Donors Enable Mason’s Status as an ‘All-Steinway’ University
Posted: August 6, 2007 at 1:00 am, Last Updated: November 30, -0001 at 12:00 am
Linda Monson, Mason’s director of keyboard studies, and Hwana Lee, a senior piano performance major, are thrilled to have Steinways in all the practice rooms.
Photo by Evan Cantwell
Beethoven’s “Tempest.” Mendelssohn’s “Restlessness.” Debussy’s “Claire de Lune.” These are some of the classics that deepen the human experience and make us grateful for the gift of music. Lately, the Mason Music Department has had reason to be grateful for a gift no less extraordinary: 16 brand-new Steinway grands, considered the top-of-the-line in pianos.
This spring, Sidney O. Dewberry, who was rector of Mason’s Board of Visitors at the time, spearheaded an initiative to make Mason a registered “all-Steinway” university. Private support totaling nearly $400,000 has been committed by individual donors, with the promise of additional matching funds from the university. This has enabled the Music Department to purchase the pianos for practice studios.
The first nine pianos arrived in June, and the remaining seven will be delivered in August.
Mason Joins a Select Group
By becoming an all-Steinway school, Mason will join the ranks of such prestigious institutions as the Yale School of Music, the Juilliard School and Oberlin College Conservatory.
Monson with her student, Sidney O. Dewberry.
Photo by Nicolas Tan
“We are so grateful to all of the donors and the people in the university administration who supported this endeavor,” says Linda Monson, associate chair of the Music Department and director of keyboard studies.
“It’s just incredible what this has done for the Music Department. Being an all-Steinway school is really important. It spells quality, it spells commitment to excellence. And it tells auditioning students — as well as when we are trying to recruit faculty members — that this department knows the importance of quality instruments. It’s transformational. And it’s for everyone. It affects every single student who is here.”

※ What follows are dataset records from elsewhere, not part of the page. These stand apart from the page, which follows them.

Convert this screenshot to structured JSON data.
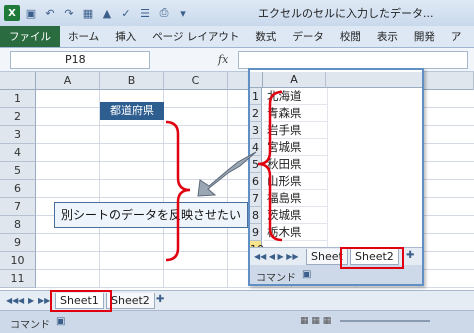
{
  "window": {
    "title": "エクセルのセルに入力したデータ...",
    "quick_access": [
      "save-icon",
      "undo-icon",
      "redo-icon",
      "borders-icon",
      "fill-color-icon",
      "format-painter-icon",
      "paste-special-icon",
      "print-preview-icon",
      "filter-icon",
      "other-icon"
    ]
  },
  "ribbon": {
    "tabs": [
      "ファイル",
      "ホーム",
      "挿入",
      "ページ レイアウト",
      "数式",
      "データ",
      "校閲",
      "表示",
      "開発",
      "ア"
    ]
  },
  "formula_bar": {
    "name_box": "P18",
    "fx_label": "fx",
    "value": ""
  },
  "main_sheet": {
    "columns": [
      "A",
      "B",
      "C"
    ],
    "rows": [
      "1",
      "2",
      "3",
      "4",
      "5",
      "6",
      "7",
      "8",
      "9",
      "10",
      "11"
    ],
    "b1_value": "都道府県",
    "sheet_tabs": [
      "Sheet1",
      "Sheet2"
    ],
    "active_tab": "Sheet1",
    "status": "コマンド"
  },
  "second_window": {
    "column": "A",
    "rows": [
      "1",
      "2",
      "3",
      "4",
      "5",
      "6",
      "7",
      "8",
      "9",
      "10"
    ],
    "values": [
      "北海道",
      "青森県",
      "岩手県",
      "宮城県",
      "秋田県",
      "山形県",
      "福島県",
      "茨城県",
      "栃木県",
      ""
    ],
    "sheet_tabs": [
      "Sheet",
      "Sheet2"
    ],
    "active_tab": "Sheet2",
    "status": "コマンド"
  },
  "callout": {
    "text": "別シートのデータを反映させたい"
  },
  "colors": {
    "highlight_cell": "#2e5d8f",
    "annotation_red": "#e00010",
    "file_tab": "#2a6b3f"
  }
}
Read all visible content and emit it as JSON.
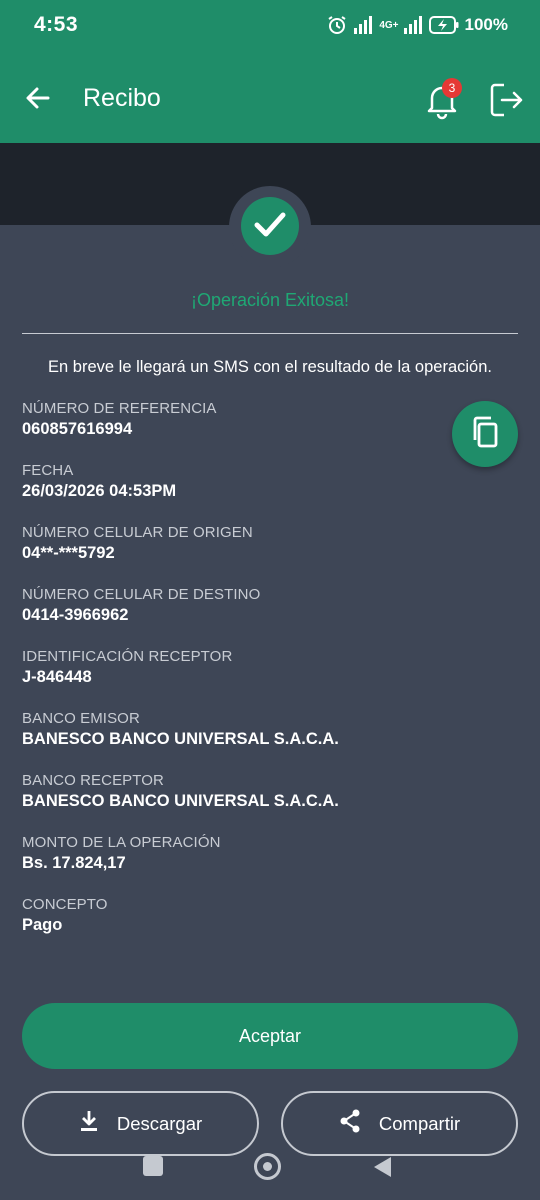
{
  "status_bar": {
    "time": "4:53",
    "network": "4G+",
    "battery": "100%",
    "icons": [
      "alarm-icon",
      "signal-icon",
      "signal-icon",
      "battery-charging-icon"
    ]
  },
  "app_bar": {
    "title": "Recibo",
    "notification_count": "3",
    "icons": [
      "back-arrow-icon",
      "bell-icon",
      "logout-icon"
    ]
  },
  "result": {
    "title": "¡Operación Exitosa!",
    "sms_note": "En breve le llegará un SMS con el resultado de la operación."
  },
  "fields": [
    {
      "label": "NÚMERO DE REFERENCIA",
      "value": "060857616994"
    },
    {
      "label": "FECHA",
      "value": "26/03/2026 04:53PM"
    },
    {
      "label": "NÚMERO CELULAR DE ORIGEN",
      "value": "04**-***5792"
    },
    {
      "label": "NÚMERO CELULAR DE DESTINO",
      "value": "0414-3966962"
    },
    {
      "label": "IDENTIFICACIÓN RECEPTOR",
      "value": "J-846448"
    },
    {
      "label": "BANCO EMISOR",
      "value": "BANESCO BANCO UNIVERSAL S.A.C.A."
    },
    {
      "label": "BANCO RECEPTOR",
      "value": "BANESCO BANCO UNIVERSAL S.A.C.A."
    },
    {
      "label": "MONTO DE LA OPERACIÓN",
      "value": "Bs. 17.824,17"
    },
    {
      "label": "CONCEPTO",
      "value": "Pago"
    }
  ],
  "actions": {
    "accept": "Aceptar",
    "download": "Descargar",
    "share": "Compartir"
  },
  "colors": {
    "primary": "#1f8d69",
    "background": "#3e4656",
    "band": "#1e232b",
    "success_text": "#1fa874",
    "badge": "#e53935"
  }
}
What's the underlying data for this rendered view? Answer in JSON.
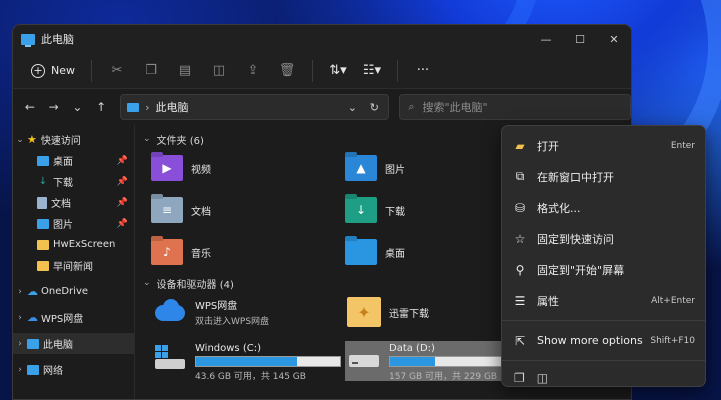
{
  "window": {
    "title": "此电脑",
    "controls": [
      "—",
      "☐",
      "✕"
    ]
  },
  "toolbar": {
    "new_label": "New",
    "more_label": "···"
  },
  "navbar": {
    "path": "此电脑",
    "search_placeholder": "搜索\"此电脑\""
  },
  "sidebar": {
    "items": [
      {
        "label": "快速访问",
        "icon": "star-icon",
        "color": "#f2c319"
      },
      {
        "label": "桌面",
        "icon": "desktop-icon",
        "color": "#3aa0e8"
      },
      {
        "label": "下载",
        "icon": "download-icon",
        "color": "#2aa198"
      },
      {
        "label": "文档",
        "icon": "document-icon",
        "color": "#9ab4cf"
      },
      {
        "label": "图片",
        "icon": "pictures-icon",
        "color": "#3aa0e8"
      },
      {
        "label": "HwExScreen",
        "icon": "folder-icon",
        "color": "#f2c14e"
      },
      {
        "label": "早间新闻",
        "icon": "folder-icon",
        "color": "#f2c14e"
      },
      {
        "label": "OneDrive",
        "icon": "cloud-icon",
        "color": "#3aa0e8"
      },
      {
        "label": "WPS网盘",
        "icon": "cloud-icon",
        "color": "#3a8fe8"
      },
      {
        "label": "此电脑",
        "icon": "computer-icon",
        "color": "#3aa0e8"
      },
      {
        "label": "网络",
        "icon": "network-icon",
        "color": "#3aa0e8"
      }
    ]
  },
  "main": {
    "folders_header": "文件夹 (6)",
    "folders": [
      {
        "label": "视频",
        "icon": "videos-folder-icon",
        "color": "#8a4fd8",
        "glyph": "▶"
      },
      {
        "label": "图片",
        "icon": "pictures-folder-icon",
        "color": "#2a86d6",
        "glyph": "▲"
      },
      {
        "label": "文档",
        "icon": "documents-folder-icon",
        "color": "#8ea6be",
        "glyph": "≡"
      },
      {
        "label": "下载",
        "icon": "downloads-folder-icon",
        "color": "#1f9e86",
        "glyph": "↓"
      },
      {
        "label": "音乐",
        "icon": "music-folder-icon",
        "color": "#e0734f",
        "glyph": "♪"
      },
      {
        "label": "桌面",
        "icon": "desktop-folder-icon",
        "color": "#2a95e0",
        "glyph": ""
      }
    ],
    "drives_header": "设备和驱动器 (4)",
    "drives": [
      {
        "name": "WPS网盘",
        "sub": "双击进入WPS网盘",
        "icon": "wps-cloud-icon",
        "bar": false
      },
      {
        "name": "迅雷下载",
        "sub": "",
        "icon": "xunlei-icon",
        "bar": false
      },
      {
        "name": "Windows (C:)",
        "sub": "43.6 GB 可用，共 145 GB",
        "icon": "windows-drive-icon",
        "bar": true,
        "used_fraction": 0.7
      },
      {
        "name": "Data (D:)",
        "sub": "157 GB 可用，共 229 GB",
        "icon": "drive-icon",
        "bar": true,
        "used_fraction": 0.31
      }
    ]
  },
  "context_menu": {
    "items": [
      {
        "label": "打开",
        "shortcut": "Enter",
        "icon": "folder-open-icon"
      },
      {
        "label": "在新窗口中打开",
        "shortcut": "",
        "icon": "open-new-window-icon"
      },
      {
        "label": "格式化...",
        "shortcut": "",
        "icon": "format-drive-icon"
      },
      {
        "label": "固定到快速访问",
        "shortcut": "",
        "icon": "star-outline-icon"
      },
      {
        "label": "固定到\"开始\"屏幕",
        "shortcut": "",
        "icon": "pin-icon"
      },
      {
        "label": "属性",
        "shortcut": "Alt+Enter",
        "icon": "properties-icon"
      }
    ],
    "more": {
      "label": "Show more options",
      "shortcut": "Shift+F10",
      "icon": "more-options-icon"
    }
  }
}
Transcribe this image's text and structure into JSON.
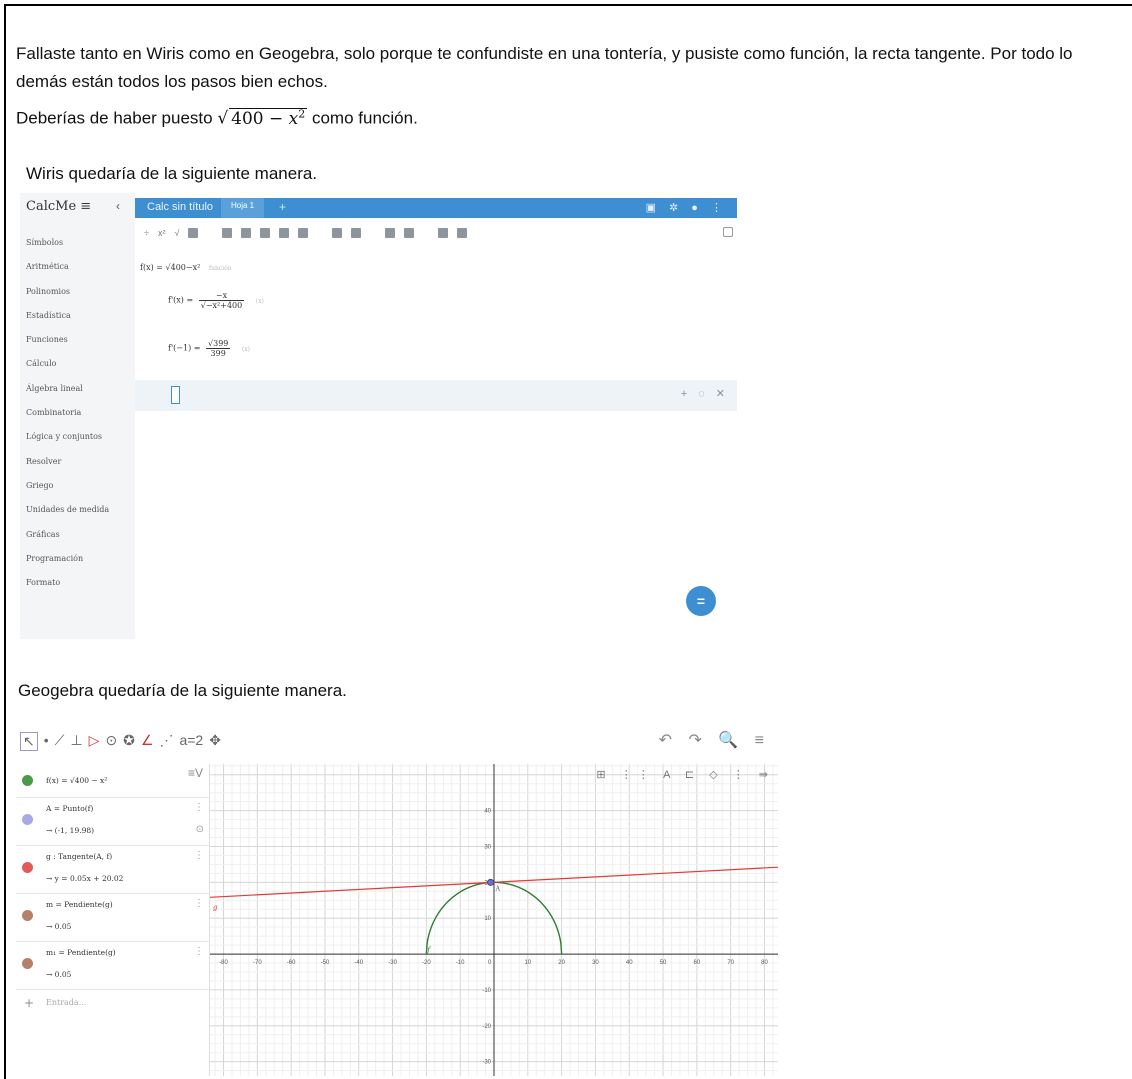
{
  "text": {
    "line1": "Fallaste tanto en Wiris como en Geogebra, solo porque te confundiste en una tontería, y pusiste como función, la recta tangente. Por todo lo",
    "line2": "demás están todos los pasos bien echos.",
    "line3_before": "Deberías de haber puesto ",
    "line3_radicand_num": "400 − ",
    "line3_radicand_var": "x",
    "line3_radicand_exp": "2",
    "line3_after": " como función.",
    "wiris_heading": "Wiris quedaría de la siguiente manera.",
    "geogebra_heading": "Geogebra quedaría de la siguiente manera."
  },
  "calcme": {
    "logo": "CalcMe ≡",
    "collapse": "‹",
    "title": "Calc sin título",
    "tab": "Hoja 1",
    "add_tab": "+",
    "menu": [
      "Símbolos",
      "Aritmética",
      "Polinomios",
      "Estadística",
      "Funciones",
      "Cálculo",
      "Álgebra lineal",
      "Combinatoria",
      "Lógica y conjuntos",
      "Resolver",
      "Griego",
      "Unidades de medida",
      "Gráficas",
      "Programación",
      "Formato"
    ],
    "line_f_lhs": "f(x)  =",
    "line_f_rhs": "√400−x²",
    "line_f_hint": "función",
    "line_fp_lhs": "f'(x)  =",
    "line_fp_num": "−x",
    "line_fp_den": "√−x²+400",
    "line_fp_hint": "(x)",
    "line_fpv_lhs": "f'(−1)  =",
    "line_fpv_num": "√399",
    "line_fpv_den": "399",
    "line_fpv_hint": "(x)",
    "row_actions": "+ ◌ ✕",
    "eval_button": "="
  },
  "geogebra": {
    "tools": [
      "↖",
      "•",
      "⟋",
      "⊥",
      "▷",
      "⊙",
      "✪",
      "∠",
      "⋰",
      "a=2",
      "✥"
    ],
    "right_icons": "↶ ↷ 🔍 ≡",
    "style_bar": "⊞ ⋮⋮ A ⊏ ◇ ⋮ ⇛",
    "algebra_menu": "≡V",
    "items": [
      {
        "def": "f(x) = √400 − x²",
        "val": "",
        "color": "#4a9a48"
      },
      {
        "def": "A = Punto(f)",
        "val": "→ (-1, 19.98)",
        "color": "#a9a8e8"
      },
      {
        "def": "g : Tangente(A, f)",
        "val": "→ y = 0.05x + 20.02",
        "color": "#e25a5a"
      },
      {
        "def": "m = Pendiente(g)",
        "val": "→ 0.05",
        "color": "#b5806a"
      },
      {
        "def": "m₁ = Pendiente(g)",
        "val": "→ 0.05",
        "color": "#b5806a"
      }
    ],
    "input_placeholder": "Entrada...",
    "input_plus": "+",
    "radius": 20,
    "tangent": {
      "slope": 0.05,
      "intercept": 20.02
    },
    "point": [
      -1,
      19.98
    ],
    "x_ticks": [
      -80,
      -70,
      -60,
      -50,
      -40,
      -30,
      -20,
      -10,
      0,
      10,
      20,
      30,
      40,
      50,
      60,
      70,
      80
    ],
    "y_ticks": [
      40,
      30,
      20,
      10,
      -10,
      -20,
      -30
    ],
    "labels": {
      "curve": "f",
      "line": "g",
      "point": "A"
    },
    "xlim": [
      -84,
      84
    ],
    "ylim": [
      -34,
      53
    ]
  }
}
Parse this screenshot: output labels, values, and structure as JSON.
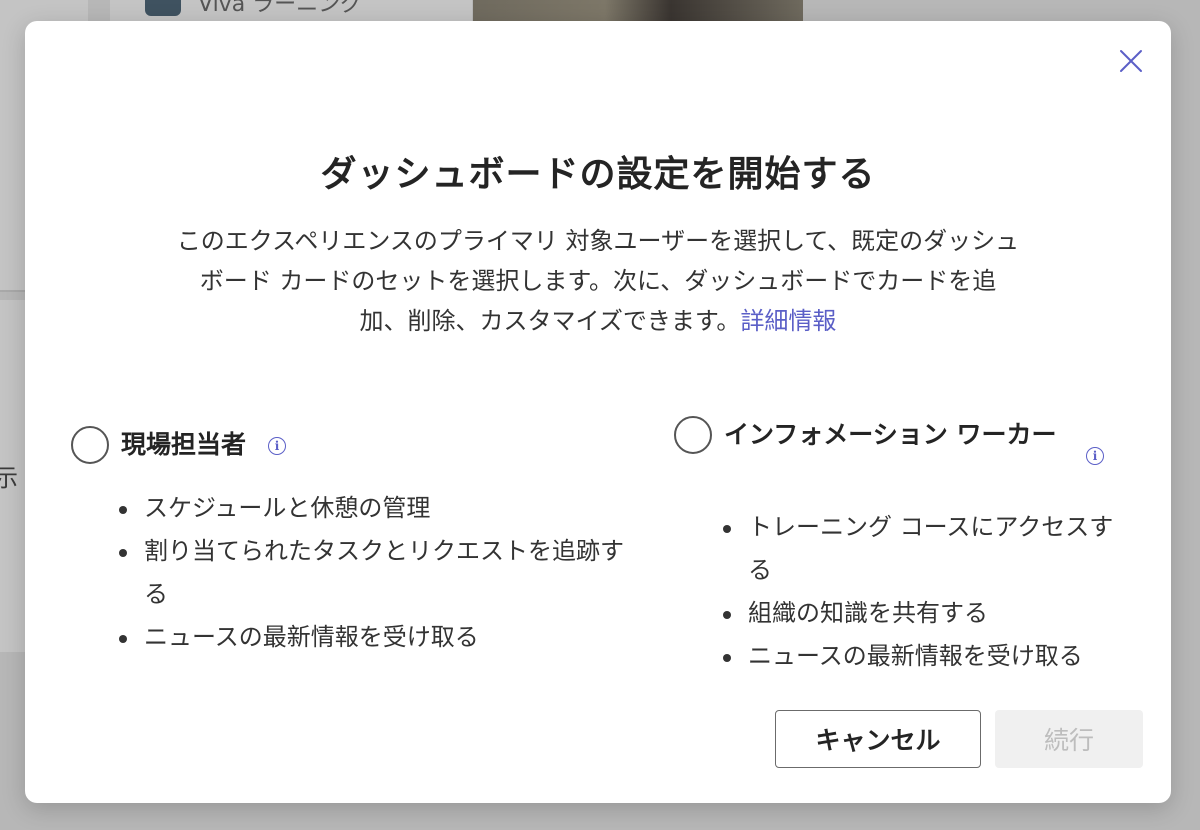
{
  "background": {
    "app_name": "Viva ラーニング",
    "side_text": "示"
  },
  "dialog": {
    "title": "ダッシュボードの設定を開始する",
    "description_lines": [
      "このエクスペリエンスのプライマリ 対象ユーザーを選択して、既定のダッシュ",
      "ボード カードのセットを選択します。次に、ダッシュボードでカードを追",
      "加、削除、カスタマイズできます。"
    ],
    "learn_more_link": "詳細情報",
    "options": [
      {
        "title": "現場担当者",
        "selected": false,
        "bullets": [
          "スケジュールと休憩の管理",
          "割り当てられたタスクとリクエストを追跡する",
          "ニュースの最新情報を受け取る"
        ]
      },
      {
        "title": "インフォメーション ワーカー",
        "selected": false,
        "bullets": [
          "トレーニング コースにアクセスする",
          "組織の知識を共有する",
          "ニュースの最新情報を受け取る"
        ]
      }
    ],
    "cancel_label": "キャンセル",
    "continue_label": "続行",
    "continue_enabled": false
  },
  "colors": {
    "accent": "#5b5fc7",
    "overlay": "#b7b7b7",
    "disabled_bg": "#f0f0f0"
  },
  "icons": [
    "close-icon",
    "info-icon",
    "radio-button"
  ]
}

Many piano students don’t have the opportunity to practice on Steinways. This can be problematic, because many times at auditions and performances, Steinways are the only instruments provided. Making this transition can be difficult — students often struggle to find the right arm weight or finger weight because Steinways are so different from other pianos. So when a student prepares on a Steinway, this eases them into the concert hall experience and ultimately allows them to do their best when the curtain rises.
Monson has already seen three instances where students changed their minds and decided to attend Mason — after having decided to go elsewhere — once Mason announced it was on its way to reaching all-Steinway status.
Hwana Lee, a senior piano performance major who has studied under Monson, says she is thrilled about the new Steinways. “I am so honored to practice on a Steinway. I feel so grateful all the time. I’m really enjoying my music.”
A Personal Goal Sets the Stage
The Steinway initiative found its roots in piano lessons Dewberry has been taking with Monson for the past four-and-a-half years. Monson convinced him to buy a Steinway on which he could practice. But then he would come to the Mason practice studios for his piano lessons, where he would play on different pianos. So the two began a conversation about how nice it would be for Mason to become an all-Steinway school. That’s how it all began.
Dewberry, who is chairman of the professional services firm Dewberry, started his musical journey later in life, although the seed was planted much earlier. When he was in college in his early 20s, Dewberry had a professor who encouraged his students to write down a list of 25 things they wanted to accomplish during their lifetimes. At the end of his list, Dewberry wrote down that he wanted to learn to play the piano. He kept that list over the years and accomplished many things on it, but playing the piano wasn’t yet one of them. William Reeder, dean of the College of Visual and Performing Arts, had heard about this list, so he introduced Dewberry and Monson.
“Linda is the one who really deserves the credit for this whole thing, not me,” says Dewberry. “She kept me encouraged, she kept me pumped up. She’s that type of person. If she hadn’t had that kind of enthusiastic personality, I would have stopped a long time ago.”
The new Steinways bear a plaque listing the donors.
Photo by Evan Cantwell
Mason students aren’t the only ones to benefit from the new Steinways. Many groups, including the Northern Virginia Music Teachers Association and American String Teachers Association, often use Mason practice rooms for music camps, seminars, festivals and competitions.
As Monson points out, this gift can help everyone in the community, musicians and listeners alike, experience and appreciate music in all of its dimensions.
“Music touches one deeply because it engages the intellect, and engages everything —physically, mentally. And the really unique thing, it engages the heart.”